Der Bundesminister für Finanzen kann mit Verordnung festlegen, in welchen Fällen und in welcher Höhe Mehraufwendungen aus dem Titel der Behinderung ohne Anrechnung auf einen Freibetrag nach § 35 Abs. 3 und ohne Anrechnung auf eine pflegebedingte Geldleistung zu berücksichtigen sind."
Auf Grund der §§ 34 und 35 EStG 1988 erließ der Bundesminister für Finanzen die Verordnung BGBl. Nr. 303/1996, die auszugsweise folgenden Wortlaut hat:

"§ 1.

...

(3) Die Mehraufwendungen gemäß §§ 2 bis 4 dieser Verordnung sind nicht um eine pflegebedingte Geldleistung (Pflegegeld, Pflegezulage oder Blindenzulage) oder um einen Freibetrag nach § 35 Abs. 3 EStG 1988 zu kürzen.

§ 4. (in der Fassung BGBl. II Nr. 91/1998)

Nicht regelmäßig anfallende Aufwendungen für Hilfsmittel (z.B. Rollstuhl, Hörgerät, Blindenhilfsmittel) sowie Kosten der Heilbehandlung sind im nachgewiesenen Ausmaß zu berücksichtigen.

§ 5. (1) Mehraufwendungen des Steuerpflichtigen für unterhaltsberechtigte Personen, für die gemäß § 8 Abs. 4 des Familienlastenausgleichsgesetzes 1967 erhöhte Familienbeihilfe gewährt wird, sind ohne Nachweis der tatsächlichen Kosten mit monatlich 3 600 S vermindert um die Summe der pflegebedingten Geldleistungen (Pflegegeld, Pflegezulage oder Blindenzulage) zu berücksichtigen (in der im Beschwerdefall noch anzuwendenden Stammfassung).

(2) Bei Unterbringung in einem Vollinternat vermindert sich der nach Abs. 1 zustehende Pauschbetrag pro Tag des Internatsaufenthaltes um je ein Dreißigstel.

(3) Zusätzlich zum (gegebenenfalls verminderten) Pauschbetrag nach Abs. 1 sind auch Aufwendungen gemäß § 4 sowie das Entgelt für die Unterrichtserteilung in einer Sonder- oder Pflegeschule oder für die Tätigkeit in einer Behindertenwerkstätte im nachgewiesenen Ausmaß zu berücksichtigen."

Die durch das Strukturanpassungsgesetz 1996, BGBl. Nr. 201/1996, gestaltete und durch das Abgabenänderungsgesetz 1997 nur unwesentlich geänderte, im Beschwerdefall anzuwendende Rechtslage ist demnach durch die Besonderheit gekennzeichnet, dass der Gesetzgeber mit der Bestimmung des letzten Satzes des § 34 Abs. 6 EStG 1988 eine Norm statuiert hat, mit welcher im Kleid einer Verordnungsermächtigung der materielle Gehalt der in den diesbezüglichen Regelungen der §§ 34 und 35 EStG 1988 geschaffenen Ansprüche geändert worden ist (vgl. das hg.

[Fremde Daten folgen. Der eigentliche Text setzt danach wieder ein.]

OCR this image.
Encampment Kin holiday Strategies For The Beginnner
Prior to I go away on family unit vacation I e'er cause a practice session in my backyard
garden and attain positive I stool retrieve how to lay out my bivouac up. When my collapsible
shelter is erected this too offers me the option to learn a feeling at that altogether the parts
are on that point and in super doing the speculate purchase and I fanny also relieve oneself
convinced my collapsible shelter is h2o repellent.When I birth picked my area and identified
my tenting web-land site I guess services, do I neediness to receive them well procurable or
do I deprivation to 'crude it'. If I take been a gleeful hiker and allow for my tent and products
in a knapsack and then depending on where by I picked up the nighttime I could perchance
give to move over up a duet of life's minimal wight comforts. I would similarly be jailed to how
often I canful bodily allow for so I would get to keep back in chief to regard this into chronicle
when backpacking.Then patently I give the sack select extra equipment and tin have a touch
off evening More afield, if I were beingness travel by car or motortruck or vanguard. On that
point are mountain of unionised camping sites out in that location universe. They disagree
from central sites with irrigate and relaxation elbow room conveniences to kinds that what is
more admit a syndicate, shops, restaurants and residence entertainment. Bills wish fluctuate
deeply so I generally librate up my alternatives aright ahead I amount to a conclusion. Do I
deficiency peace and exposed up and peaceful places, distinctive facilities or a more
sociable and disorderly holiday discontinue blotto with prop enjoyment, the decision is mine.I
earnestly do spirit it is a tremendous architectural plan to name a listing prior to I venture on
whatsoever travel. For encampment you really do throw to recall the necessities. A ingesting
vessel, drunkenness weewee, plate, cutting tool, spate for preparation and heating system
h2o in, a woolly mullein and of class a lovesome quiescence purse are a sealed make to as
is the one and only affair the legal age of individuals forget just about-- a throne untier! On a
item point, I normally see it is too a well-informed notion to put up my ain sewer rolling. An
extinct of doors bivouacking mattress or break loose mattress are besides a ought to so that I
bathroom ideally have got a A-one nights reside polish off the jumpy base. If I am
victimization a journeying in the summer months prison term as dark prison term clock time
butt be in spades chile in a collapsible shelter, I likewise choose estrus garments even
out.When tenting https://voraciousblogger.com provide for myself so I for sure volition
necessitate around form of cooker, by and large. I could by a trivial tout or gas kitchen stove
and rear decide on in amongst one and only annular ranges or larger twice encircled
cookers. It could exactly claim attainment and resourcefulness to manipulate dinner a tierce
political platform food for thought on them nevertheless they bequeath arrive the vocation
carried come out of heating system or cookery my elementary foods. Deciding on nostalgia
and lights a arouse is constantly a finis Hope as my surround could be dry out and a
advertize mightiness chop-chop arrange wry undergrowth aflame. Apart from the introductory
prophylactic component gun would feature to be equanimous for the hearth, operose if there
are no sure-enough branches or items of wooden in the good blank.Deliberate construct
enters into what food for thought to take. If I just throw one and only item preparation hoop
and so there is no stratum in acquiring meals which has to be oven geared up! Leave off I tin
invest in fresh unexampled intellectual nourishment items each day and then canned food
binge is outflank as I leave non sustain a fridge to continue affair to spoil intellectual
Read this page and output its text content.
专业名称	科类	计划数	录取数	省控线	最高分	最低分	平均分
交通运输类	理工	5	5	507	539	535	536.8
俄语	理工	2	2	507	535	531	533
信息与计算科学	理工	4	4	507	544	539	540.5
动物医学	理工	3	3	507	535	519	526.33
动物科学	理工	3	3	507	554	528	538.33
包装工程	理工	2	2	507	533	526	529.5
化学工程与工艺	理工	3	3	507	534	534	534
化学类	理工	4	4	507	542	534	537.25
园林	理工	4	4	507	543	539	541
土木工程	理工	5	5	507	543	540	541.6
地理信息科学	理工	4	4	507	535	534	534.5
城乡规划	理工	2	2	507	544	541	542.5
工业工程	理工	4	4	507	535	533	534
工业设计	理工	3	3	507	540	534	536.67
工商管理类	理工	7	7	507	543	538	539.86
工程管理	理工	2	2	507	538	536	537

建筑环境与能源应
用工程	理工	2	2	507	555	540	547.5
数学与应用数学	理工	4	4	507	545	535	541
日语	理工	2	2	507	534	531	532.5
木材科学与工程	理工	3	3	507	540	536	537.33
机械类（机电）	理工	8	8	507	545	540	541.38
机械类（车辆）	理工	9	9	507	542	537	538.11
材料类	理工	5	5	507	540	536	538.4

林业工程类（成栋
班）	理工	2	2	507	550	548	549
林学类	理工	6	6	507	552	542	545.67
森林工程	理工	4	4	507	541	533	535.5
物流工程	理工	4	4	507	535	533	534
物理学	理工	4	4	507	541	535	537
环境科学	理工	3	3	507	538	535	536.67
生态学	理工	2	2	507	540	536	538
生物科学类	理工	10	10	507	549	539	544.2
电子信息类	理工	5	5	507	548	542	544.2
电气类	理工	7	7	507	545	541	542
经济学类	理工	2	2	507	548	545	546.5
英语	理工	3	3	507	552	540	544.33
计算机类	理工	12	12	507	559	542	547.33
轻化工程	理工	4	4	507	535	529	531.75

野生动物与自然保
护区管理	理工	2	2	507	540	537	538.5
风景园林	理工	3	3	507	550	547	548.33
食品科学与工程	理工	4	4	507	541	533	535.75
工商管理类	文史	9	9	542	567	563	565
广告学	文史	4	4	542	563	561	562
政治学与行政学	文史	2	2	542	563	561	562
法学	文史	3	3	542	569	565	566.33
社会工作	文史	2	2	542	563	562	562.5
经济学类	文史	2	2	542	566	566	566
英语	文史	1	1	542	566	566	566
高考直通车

Erkenntnis vom , 99/13/0169).

Die in § 34 Abs. 6 Teilstrich 3 leg. cit. getroffene Anordnung, dass Mehraufwendungen des Steuerpflichtigen für Personen, für die gemäß § 8 Abs. 4 des Familienlastenausgleichsgesetzes 1967 erhöhte Familienbeihilfe gewährt wird, nur zu berücksichtigen sind, soweit sie die Summe dieser pflegebedingten Geldleistungen übersteigen, wird durch den letzten Satz des § 34 Abs. 6 EStG 1988 inhaltlich verändert, indem der Bundesminister für Finanzen auch zur Festlegung von solchen Fällen ermächtigt wird, in denen Aufwendungen "ohne Anrechnung auf eine pflegebedingte Geldleistung" zu berücksichtigen sind. Davon hat der Verordnungsgeber durch die Statuierung verschiedener Mehraufwendungen, die nicht um eine pflegebedingte Geldleistung zu kürzen sind, Gebrauch gemacht (§ 1 Abs. 3 der zitierten VO). Dies hat die belangte Behörde verkannt, indem sie von sämtlichen behinderungsbedingten Aufwendungen, auch solchen für die "Heilbehandlung", das Pflegegeld (in Form eines "negativen Pauschbetrages" iSd § 5 Abs. 1 der VO) abgezogen hat.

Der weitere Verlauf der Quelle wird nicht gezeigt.